Kosmos 388
- Mission type: ABM radar target
- COSPAR ID: 1970-112A
- SATCAT no.: 04811

Spacecraft properties
- Spacecraft type: DS-P1-Yu
- Manufacturer: Yuzhnoye
- Launch mass: 325 kilograms (717 lb)

Start of mission
- Launch date: 18 December 1970, 09:39:13 UTC
- Rocket: Kosmos-2I 63SM
- Launch site: Plesetsk 133/1

End of mission
- Decay date: 10 May 1971

Orbital parameters
- Reference system: Geocentric
- Regime: Low Earth
- Perigee altitude: 263 kilometres (163 mi)
- Apogee altitude: 479 kilometres (298 mi)
- Inclination: 70.9 degrees
- Period: 92 minutes

= Kosmos 388 =

Soviet radar calibration target satellite

Kosmos 388 (Космос 388 meaning Cosmos 388), known before launch as DS-P1-Yu No.43, was a Soviet satellite which was launched in 1970 as part of the Dnepropetrovsk Sputnik programme.
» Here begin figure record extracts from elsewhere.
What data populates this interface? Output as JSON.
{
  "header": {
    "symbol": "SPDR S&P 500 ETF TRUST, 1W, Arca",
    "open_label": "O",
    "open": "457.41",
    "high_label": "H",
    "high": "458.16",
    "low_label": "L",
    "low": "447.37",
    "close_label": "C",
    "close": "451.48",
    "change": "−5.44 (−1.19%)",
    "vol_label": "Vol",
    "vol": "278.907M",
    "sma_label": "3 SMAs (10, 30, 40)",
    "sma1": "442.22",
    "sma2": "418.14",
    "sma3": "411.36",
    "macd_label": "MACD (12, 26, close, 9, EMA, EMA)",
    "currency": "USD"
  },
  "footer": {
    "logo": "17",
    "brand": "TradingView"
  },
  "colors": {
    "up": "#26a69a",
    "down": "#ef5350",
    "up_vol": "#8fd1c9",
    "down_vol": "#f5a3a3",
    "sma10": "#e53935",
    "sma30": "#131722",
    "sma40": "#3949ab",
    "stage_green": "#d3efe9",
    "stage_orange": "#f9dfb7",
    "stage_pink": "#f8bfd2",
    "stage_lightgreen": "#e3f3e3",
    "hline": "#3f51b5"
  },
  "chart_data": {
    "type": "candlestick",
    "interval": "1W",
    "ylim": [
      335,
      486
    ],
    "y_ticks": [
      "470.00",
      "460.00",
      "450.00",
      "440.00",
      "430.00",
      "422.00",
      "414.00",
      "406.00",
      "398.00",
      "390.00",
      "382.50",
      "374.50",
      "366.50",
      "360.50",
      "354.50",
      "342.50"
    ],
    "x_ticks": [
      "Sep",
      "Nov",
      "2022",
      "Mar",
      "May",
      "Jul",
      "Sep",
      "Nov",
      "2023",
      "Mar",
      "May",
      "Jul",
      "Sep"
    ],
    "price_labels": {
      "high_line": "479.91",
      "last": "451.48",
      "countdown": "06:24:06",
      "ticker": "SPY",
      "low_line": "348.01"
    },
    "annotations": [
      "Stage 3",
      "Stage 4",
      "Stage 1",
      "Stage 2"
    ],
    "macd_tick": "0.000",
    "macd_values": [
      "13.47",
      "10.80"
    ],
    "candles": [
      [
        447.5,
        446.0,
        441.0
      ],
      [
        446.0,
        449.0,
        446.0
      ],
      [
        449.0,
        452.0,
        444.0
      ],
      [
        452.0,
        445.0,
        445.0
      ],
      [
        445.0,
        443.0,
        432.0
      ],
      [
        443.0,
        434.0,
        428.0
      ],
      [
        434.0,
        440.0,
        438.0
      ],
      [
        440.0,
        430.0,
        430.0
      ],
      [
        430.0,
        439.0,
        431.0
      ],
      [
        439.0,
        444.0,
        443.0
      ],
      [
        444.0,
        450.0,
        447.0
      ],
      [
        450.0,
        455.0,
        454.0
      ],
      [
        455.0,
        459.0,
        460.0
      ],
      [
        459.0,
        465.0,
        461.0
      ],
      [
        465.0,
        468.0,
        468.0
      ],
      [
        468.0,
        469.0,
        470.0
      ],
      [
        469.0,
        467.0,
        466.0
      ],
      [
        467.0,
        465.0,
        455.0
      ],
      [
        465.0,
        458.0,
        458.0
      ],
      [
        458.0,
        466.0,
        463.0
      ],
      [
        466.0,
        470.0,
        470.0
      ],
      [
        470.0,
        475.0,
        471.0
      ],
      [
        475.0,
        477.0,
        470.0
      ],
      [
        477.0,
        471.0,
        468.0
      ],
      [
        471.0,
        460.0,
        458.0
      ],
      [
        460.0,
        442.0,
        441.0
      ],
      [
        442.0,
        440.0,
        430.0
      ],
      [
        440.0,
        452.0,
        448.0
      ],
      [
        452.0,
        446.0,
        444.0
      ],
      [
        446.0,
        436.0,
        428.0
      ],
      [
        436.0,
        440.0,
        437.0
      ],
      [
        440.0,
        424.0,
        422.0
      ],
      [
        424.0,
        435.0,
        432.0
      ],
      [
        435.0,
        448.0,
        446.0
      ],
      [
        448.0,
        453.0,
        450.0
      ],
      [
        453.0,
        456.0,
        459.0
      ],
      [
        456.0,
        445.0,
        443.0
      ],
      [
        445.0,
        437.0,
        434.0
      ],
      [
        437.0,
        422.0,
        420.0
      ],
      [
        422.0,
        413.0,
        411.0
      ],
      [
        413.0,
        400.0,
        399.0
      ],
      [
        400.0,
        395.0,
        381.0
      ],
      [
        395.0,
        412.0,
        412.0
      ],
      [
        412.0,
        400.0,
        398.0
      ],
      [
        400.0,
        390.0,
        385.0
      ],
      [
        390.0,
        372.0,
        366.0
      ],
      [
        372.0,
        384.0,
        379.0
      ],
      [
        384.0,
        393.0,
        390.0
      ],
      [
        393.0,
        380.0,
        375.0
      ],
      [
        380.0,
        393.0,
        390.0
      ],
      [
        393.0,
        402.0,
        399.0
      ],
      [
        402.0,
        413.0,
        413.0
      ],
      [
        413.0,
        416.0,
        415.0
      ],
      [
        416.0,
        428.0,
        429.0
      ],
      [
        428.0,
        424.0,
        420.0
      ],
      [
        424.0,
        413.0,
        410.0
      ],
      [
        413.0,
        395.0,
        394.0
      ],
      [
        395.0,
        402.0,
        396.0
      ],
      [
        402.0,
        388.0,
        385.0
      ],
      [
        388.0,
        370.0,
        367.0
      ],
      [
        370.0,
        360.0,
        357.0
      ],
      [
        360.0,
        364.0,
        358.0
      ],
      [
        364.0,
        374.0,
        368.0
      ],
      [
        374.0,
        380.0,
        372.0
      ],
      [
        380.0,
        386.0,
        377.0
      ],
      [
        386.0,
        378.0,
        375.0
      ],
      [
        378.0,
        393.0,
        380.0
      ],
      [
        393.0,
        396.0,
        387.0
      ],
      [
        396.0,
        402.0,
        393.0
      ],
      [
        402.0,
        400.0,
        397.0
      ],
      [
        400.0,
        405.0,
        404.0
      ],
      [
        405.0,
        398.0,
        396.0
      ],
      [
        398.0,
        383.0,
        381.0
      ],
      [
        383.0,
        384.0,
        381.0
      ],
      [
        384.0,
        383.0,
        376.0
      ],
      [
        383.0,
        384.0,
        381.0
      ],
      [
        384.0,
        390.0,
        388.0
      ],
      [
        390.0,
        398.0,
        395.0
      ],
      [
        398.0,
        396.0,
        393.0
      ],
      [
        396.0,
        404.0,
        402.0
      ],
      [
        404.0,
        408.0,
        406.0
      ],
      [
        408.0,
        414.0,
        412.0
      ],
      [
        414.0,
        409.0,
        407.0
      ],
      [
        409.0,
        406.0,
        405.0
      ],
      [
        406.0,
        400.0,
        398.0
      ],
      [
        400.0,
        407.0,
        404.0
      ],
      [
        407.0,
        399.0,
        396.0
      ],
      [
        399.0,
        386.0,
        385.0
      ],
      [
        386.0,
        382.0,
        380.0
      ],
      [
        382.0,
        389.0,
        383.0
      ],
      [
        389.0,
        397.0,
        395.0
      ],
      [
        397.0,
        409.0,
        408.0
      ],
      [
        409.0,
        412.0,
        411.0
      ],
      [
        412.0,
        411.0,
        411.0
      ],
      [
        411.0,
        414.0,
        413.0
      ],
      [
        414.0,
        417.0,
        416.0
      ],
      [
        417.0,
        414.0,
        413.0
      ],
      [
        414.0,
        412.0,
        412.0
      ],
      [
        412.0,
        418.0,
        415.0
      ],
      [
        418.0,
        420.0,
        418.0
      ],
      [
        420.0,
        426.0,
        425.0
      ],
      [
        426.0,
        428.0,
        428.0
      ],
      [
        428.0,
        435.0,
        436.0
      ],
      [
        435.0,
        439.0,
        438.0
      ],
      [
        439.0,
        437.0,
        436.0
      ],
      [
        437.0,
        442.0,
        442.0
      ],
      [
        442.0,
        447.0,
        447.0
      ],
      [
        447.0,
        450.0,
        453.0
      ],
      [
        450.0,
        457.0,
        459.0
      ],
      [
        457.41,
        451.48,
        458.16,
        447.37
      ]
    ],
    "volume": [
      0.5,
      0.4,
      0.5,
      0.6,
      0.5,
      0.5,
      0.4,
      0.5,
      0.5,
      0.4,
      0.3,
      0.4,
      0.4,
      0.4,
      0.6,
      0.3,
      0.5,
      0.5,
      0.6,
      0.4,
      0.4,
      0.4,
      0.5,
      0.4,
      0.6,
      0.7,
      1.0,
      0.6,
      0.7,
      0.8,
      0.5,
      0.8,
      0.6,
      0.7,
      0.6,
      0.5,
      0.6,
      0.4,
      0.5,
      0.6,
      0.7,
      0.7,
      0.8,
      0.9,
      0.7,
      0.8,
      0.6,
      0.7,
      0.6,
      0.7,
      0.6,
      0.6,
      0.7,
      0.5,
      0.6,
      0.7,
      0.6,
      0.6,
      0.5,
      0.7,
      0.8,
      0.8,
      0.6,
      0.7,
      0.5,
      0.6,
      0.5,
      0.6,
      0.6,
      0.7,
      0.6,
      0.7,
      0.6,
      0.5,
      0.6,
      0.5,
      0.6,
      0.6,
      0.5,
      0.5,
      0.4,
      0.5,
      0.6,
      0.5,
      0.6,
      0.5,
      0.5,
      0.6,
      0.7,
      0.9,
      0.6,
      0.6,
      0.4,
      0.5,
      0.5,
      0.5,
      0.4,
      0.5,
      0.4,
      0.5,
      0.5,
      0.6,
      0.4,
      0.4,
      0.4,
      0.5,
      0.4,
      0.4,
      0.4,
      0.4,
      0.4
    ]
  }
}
It was a 325 kg spacecraft, which was built by the Yuzhnoye Design Bureau, and was used as a radar calibration target for anti-ballistic missile tests.

== Launch ==
Kosmos 388 was successfully launched into low Earth orbit on 18 December 1970, with the rocket lifting off at 09:39:13 UTC. The launch took place from Site 133/1 at the Plesetsk Cosmodrome, and used a Kosmos-2I 63SM carrier rocket. Upon reaching orbit, it was assigned its Kosmos designation, and received the International Designator 1970-112A.

== Orbit ==
Kosmos 388 was the thirty-eighth of seventy nine DS-P1-Yu satellites to be launched, and the thirty-fifth of seventy two to successfully reach orbit. It was operated in an orbit with a perigee of 263 km, an apogee of 479 km, 70.9 degrees of inclination, and an orbital period of 92 minutes. It remained in orbit until it decayed and reentered the atmosphere on 10 May 1971.